Putting the issue of cross-contamination to one side, the signatories of the letter decrying the improved regulations seem to take things one step further. In complaining that the rules will destroy ‘spontaneity, creativity and innovation’ they seem to be implying that, as chefs, they have a right to add ingredients on a whim without the irritating distraction of the consumer taking away from their art. They seem to have forgotten that they have a responsibility to the people who are paying them to prepare their meal – and that responsibility includes providing food that is not going to cause illness or death to someone suffering from an allergy.

They complain of the ‘bureaucratic nightmare’ these new regulations have caused, but in reality businesses can comply with the new regulations simply by being able to verbally communicate, if asked, whether dishes contain any of the top 14 allergens. Having taught in the state system for ten years I fully appreciate the frustration that comes with seemingly unnecessary paperwork, but is that really too much to ask?

After recent high-profile scandals around the food we eat not being quite what we thought it was (horsemeat, anyone?), I think we would all like to know what it is we are putting in our bodies. If you have an allergy, this concern becomes even more important.

If you are a chef, I do not believe you have the right to exclude someone from accessing the services at your establishment because they suffer from a chronic medical condition. In fact I would argue that to do so flies in the face of legislation surrounding equality and access – particularly as recent rulings have declared that severe allergy is capable of being a disability.
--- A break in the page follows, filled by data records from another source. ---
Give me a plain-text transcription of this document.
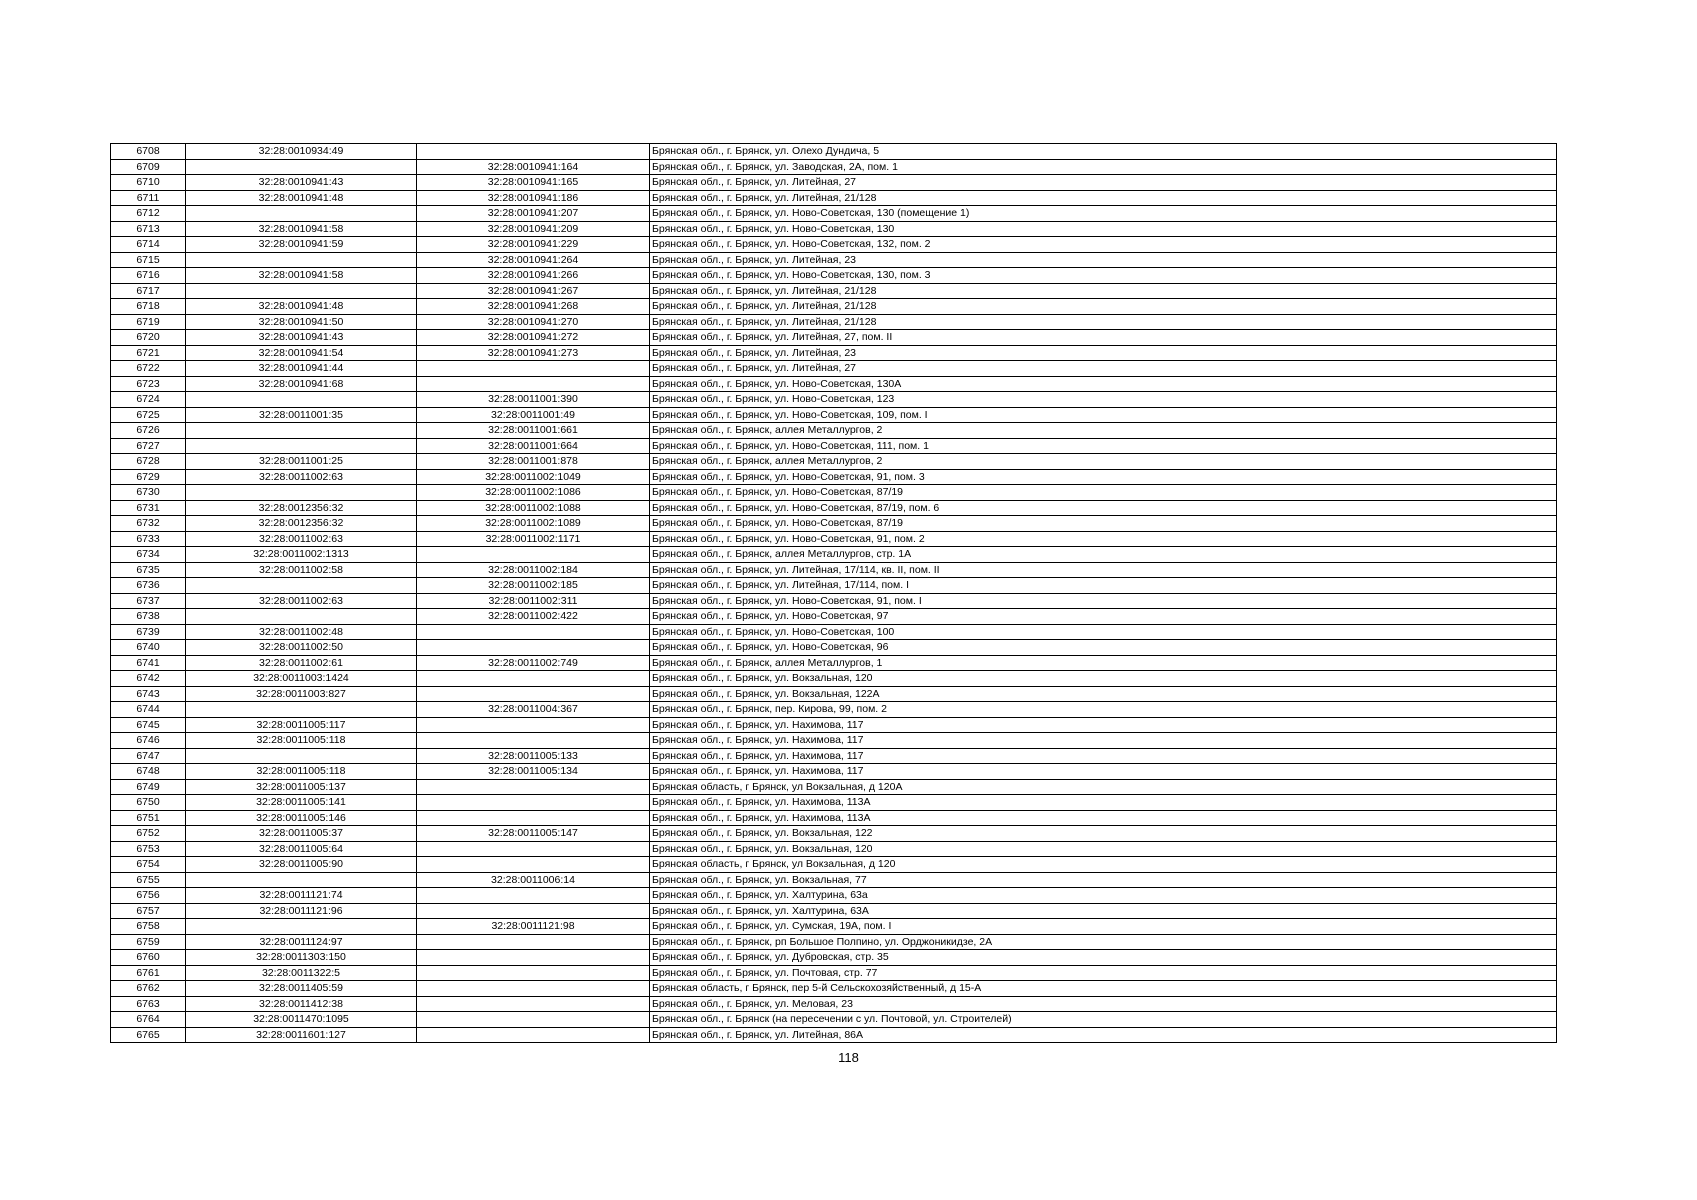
6708	32:28:0010934:49		Брянская обл., г. Брянск, ул. Олехо Дундича, 5
6709		32:28:0010941:164	Брянская обл., г. Брянск, ул. Заводская, 2А, пом. 1
6710	32:28:0010941:43	32:28:0010941:165	Брянская обл., г. Брянск, ул. Литейная, 27
6711	32:28:0010941:48	32:28:0010941:186	Брянская обл., г. Брянск, ул. Литейная, 21/128
6712		32:28:0010941:207	Брянская обл., г. Брянск, ул. Ново-Советская, 130 (помещение 1)
6713	32:28:0010941:58	32:28:0010941:209	Брянская обл., г. Брянск, ул. Ново-Советская, 130
6714	32:28:0010941:59	32:28:0010941:229	Брянская обл., г. Брянск, ул. Ново-Советская, 132, пом. 2
6715		32:28:0010941:264	Брянская обл., г. Брянск, ул. Литейная, 23
6716	32:28:0010941:58	32:28:0010941:266	Брянская обл., г. Брянск, ул. Ново-Советская, 130, пом. 3
6717		32:28:0010941:267	Брянская обл., г. Брянск, ул. Литейная, 21/128
6718	32:28:0010941:48	32:28:0010941:268	Брянская обл., г. Брянск, ул. Литейная, 21/128
6719	32:28:0010941:50	32:28:0010941:270	Брянская обл., г. Брянск, ул. Литейная, 21/128
6720	32:28:0010941:43	32:28:0010941:272	Брянская обл., г. Брянск, ул. Литейная, 27, пом. II
6721	32:28:0010941:54	32:28:0010941:273	Брянская обл., г. Брянск, ул. Литейная, 23
6722	32:28:0010941:44		Брянская обл., г. Брянск, ул. Литейная, 27
6723	32:28:0010941:68		Брянская обл., г. Брянск, ул. Ново-Советская, 130А
6724		32:28:0011001:390	Брянская обл., г. Брянск, ул. Ново-Советская, 123
6725	32:28:0011001:35	32:28:0011001:49	Брянская обл., г. Брянск, ул. Ново-Советская, 109, пом. I
6726		32:28:0011001:661	Брянская обл., г. Брянск, аллея Металлургов, 2
6727		32:28:0011001:664	Брянская обл., г. Брянск, ул. Ново-Советская, 111, пом. 1
6728	32:28:0011001:25	32:28:0011001:878	Брянская обл., г. Брянск, аллея Металлургов, 2
6729	32:28:0011002:63	32:28:0011002:1049	Брянская обл., г. Брянск, ул. Ново-Советская, 91, пом. 3
6730		32:28:0011002:1086	Брянская обл., г. Брянск, ул. Ново-Советская, 87/19
6731	32:28:0012356:32	32:28:0011002:1088	Брянская обл., г. Брянск, ул. Ново-Советская, 87/19, пом. 6
6732	32:28:0012356:32	32:28:0011002:1089	Брянская обл., г. Брянск, ул. Ново-Советская, 87/19
6733	32:28:0011002:63	32:28:0011002:1171	Брянская обл., г. Брянск, ул. Ново-Советская, 91, пом. 2
6734	32:28:0011002:1313		Брянская обл., г. Брянск, аллея Металлургов, стр. 1А
6735	32:28:0011002:58	32:28:0011002:184	Брянская обл., г. Брянск, ул. Литейная, 17/114, кв. II, пом. II
6736		32:28:0011002:185	Брянская обл., г. Брянск, ул. Литейная, 17/114, пом. I
6737	32:28:0011002:63	32:28:0011002:311	Брянская обл., г. Брянск, ул. Ново-Советская, 91, пом. I
6738		32:28:0011002:422	Брянская обл., г. Брянск, ул. Ново-Советская, 97
6739	32:28:0011002:48		Брянская обл., г. Брянск, ул. Ново-Советская, 100
6740	32:28:0011002:50		Брянская обл., г. Брянск, ул. Ново-Советская, 96
6741	32:28:0011002:61	32:28:0011002:749	Брянская обл., г. Брянск, аллея Металлургов, 1
6742	32:28:0011003:1424		Брянская обл., г. Брянск, ул. Вокзальная, 120
6743	32:28:0011003:827		Брянская обл., г. Брянск, ул. Вокзальная, 122А
6744		32:28:0011004:367	Брянская обл., г. Брянск, пер. Кирова, 99, пом. 2
6745	32:28:0011005:117		Брянская обл., г. Брянск, ул. Нахимова, 117
6746	32:28:0011005:118		Брянская обл., г. Брянск, ул. Нахимова, 117
6747		32:28:0011005:133	Брянская обл., г. Брянск, ул. Нахимова, 117
6748	32:28:0011005:118	32:28:0011005:134	Брянская обл., г. Брянск, ул. Нахимова, 117
6749	32:28:0011005:137		Брянская область, г Брянск, ул Вокзальная, д 120А
6750	32:28:0011005:141		Брянская обл., г. Брянск, ул. Нахимова, 113А
6751	32:28:0011005:146		Брянская обл., г. Брянск, ул. Нахимова, 113А
6752	32:28:0011005:37	32:28:0011005:147	Брянская обл., г. Брянск, ул. Вокзальная, 122
6753	32:28:0011005:64		Брянская обл., г. Брянск, ул. Вокзальная, 120
6754	32:28:0011005:90		Брянская область, г Брянск, ул Вокзальная, д 120
6755		32:28:0011006:14	Брянская обл., г. Брянск, ул. Вокзальная, 77
6756	32:28:0011121:74		Брянская обл., г. Брянск, ул. Халтурина, 63а
6757	32:28:0011121:96		Брянская обл., г. Брянск, ул. Халтурина, 63А
6758		32:28:0011121:98	Брянская обл., г. Брянск, ул. Сумская, 19А, пом. I
6759	32:28:0011124:97		Брянская обл., г. Брянск, рп Большое Полпино, ул. Орджоникидзе, 2А
6760	32:28:0011303:150		Брянская обл., г. Брянск, ул. Дубровская, стр. 35
6761	32:28:0011322:5		Брянская обл., г. Брянск, ул. Почтовая, стр. 77
6762	32:28:0011405:59		Брянская область, г Брянск, пер 5-й Сельскохозяйственный, д 15-А
6763	32:28:0011412:38		Брянская обл., г. Брянск, ул. Меловая, 23
6764	32:28:0011470:1095		Брянская обл., г. Брянск (на пересечении с ул. Почтовой, ул. Строителей)
6765	32:28:0011601:127		Брянская обл., г. Брянск, ул. Литейная, 86А
118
Of course it would be lovely if we did not need to worry about the needs of others as we went about our personal and professional lives, if we could all act as we wished without concerning ourselves with the repercussions our actions might have on others, but the fact is we cannot. And in fact the world would be a far sorrier place if we did.

We all have responsibilities to others – and that is something these ‘top chefs‘ would do well to bear in mind.